The Coolest Exponential Diophantine Equation from Dutch Math Olympiad

Fantastic video and explanation. Your logic and thought process sounds so great

domedebali

I had to slow down the video, but indeed, a good one !

marinoceccotti

If we write the equation as:
2^n=(m^2-1)/3=(m-1)(m+1)/3
we have two cases
A) m-1=3*(2^a) and m+1=2^b with a+b=n
B) m-1=2^a and m+1=3*(2^b) again with a+b=n

A) m+1=(m-1)+2 --> 2^b=3*(2^a)+2 --> 2^b=2(3*(2^(a-1))+1), but 3*(2^(a-1))+1 can be a power of 2 only if a-1=0 so a=1. As a consequence:

2^b=2*(3+1)=2^3 --> b=3
m-1=3*2 --> m=7
n=a+b=1+3--> n=4

B) m+1=m-1+2--> 2^a+2=3*(2^b) --> 2(2^(a-1)+1)=3*(2^b).
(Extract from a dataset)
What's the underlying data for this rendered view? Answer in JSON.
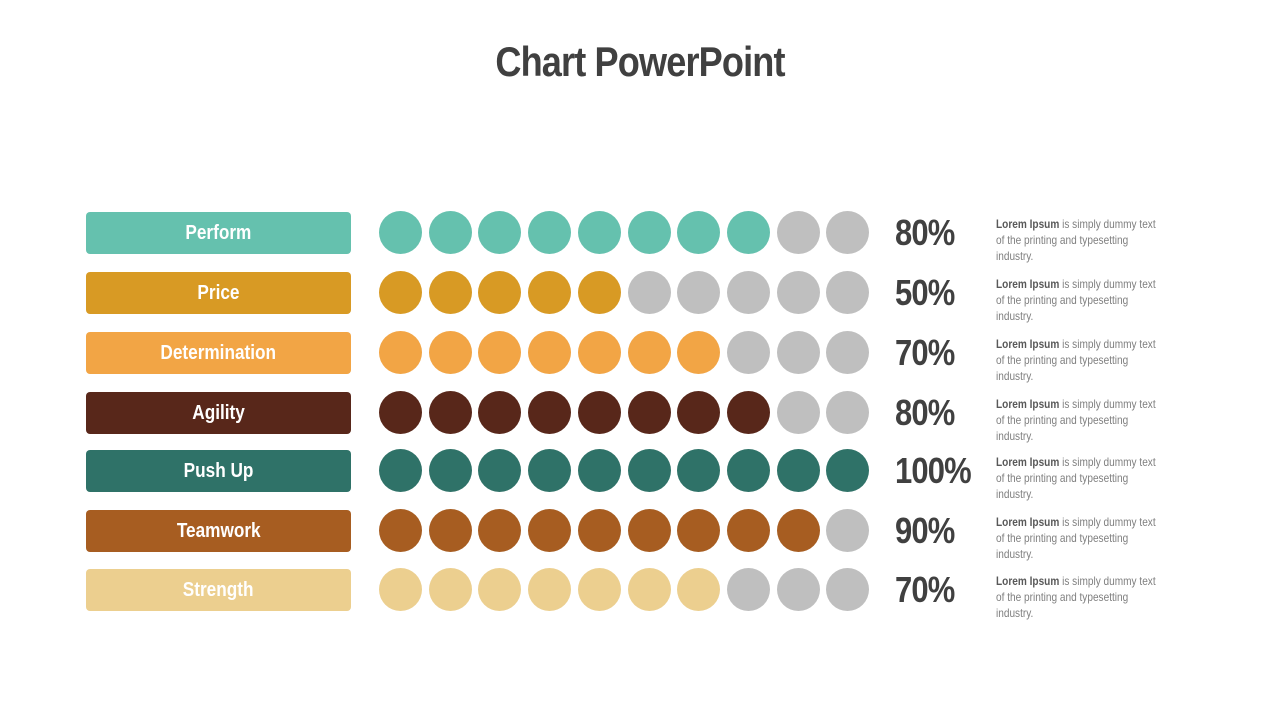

This can only happen when 2^(a-1)+1=3 (and b=1). That is 2^(a-1)=2 --> a=2.
So m-1=2^2 --> m=5
n=a+b=1+2 --> n=3.

EnnioPiovesan

oh I thought there are 3 answers including (2, 0), but it was about positive integer, not non-negative integer. nice professor!

mathnerd

Sir I have a doubt:
'x^4=16'.Find all 4 solutions.

cristianoronaldoofficial

(2, 0) is also solution it is correct (or ) wrong please clarify my doubt sir

vamshichinna

Why is 6 the only possible even multiple of 3 for one factor? If 3 was multiplied by a power of 2 that is greater than 2, then the other number (3*2^k +/- 2) would be an odd multiple of 2, hence not a power of 2.

echandler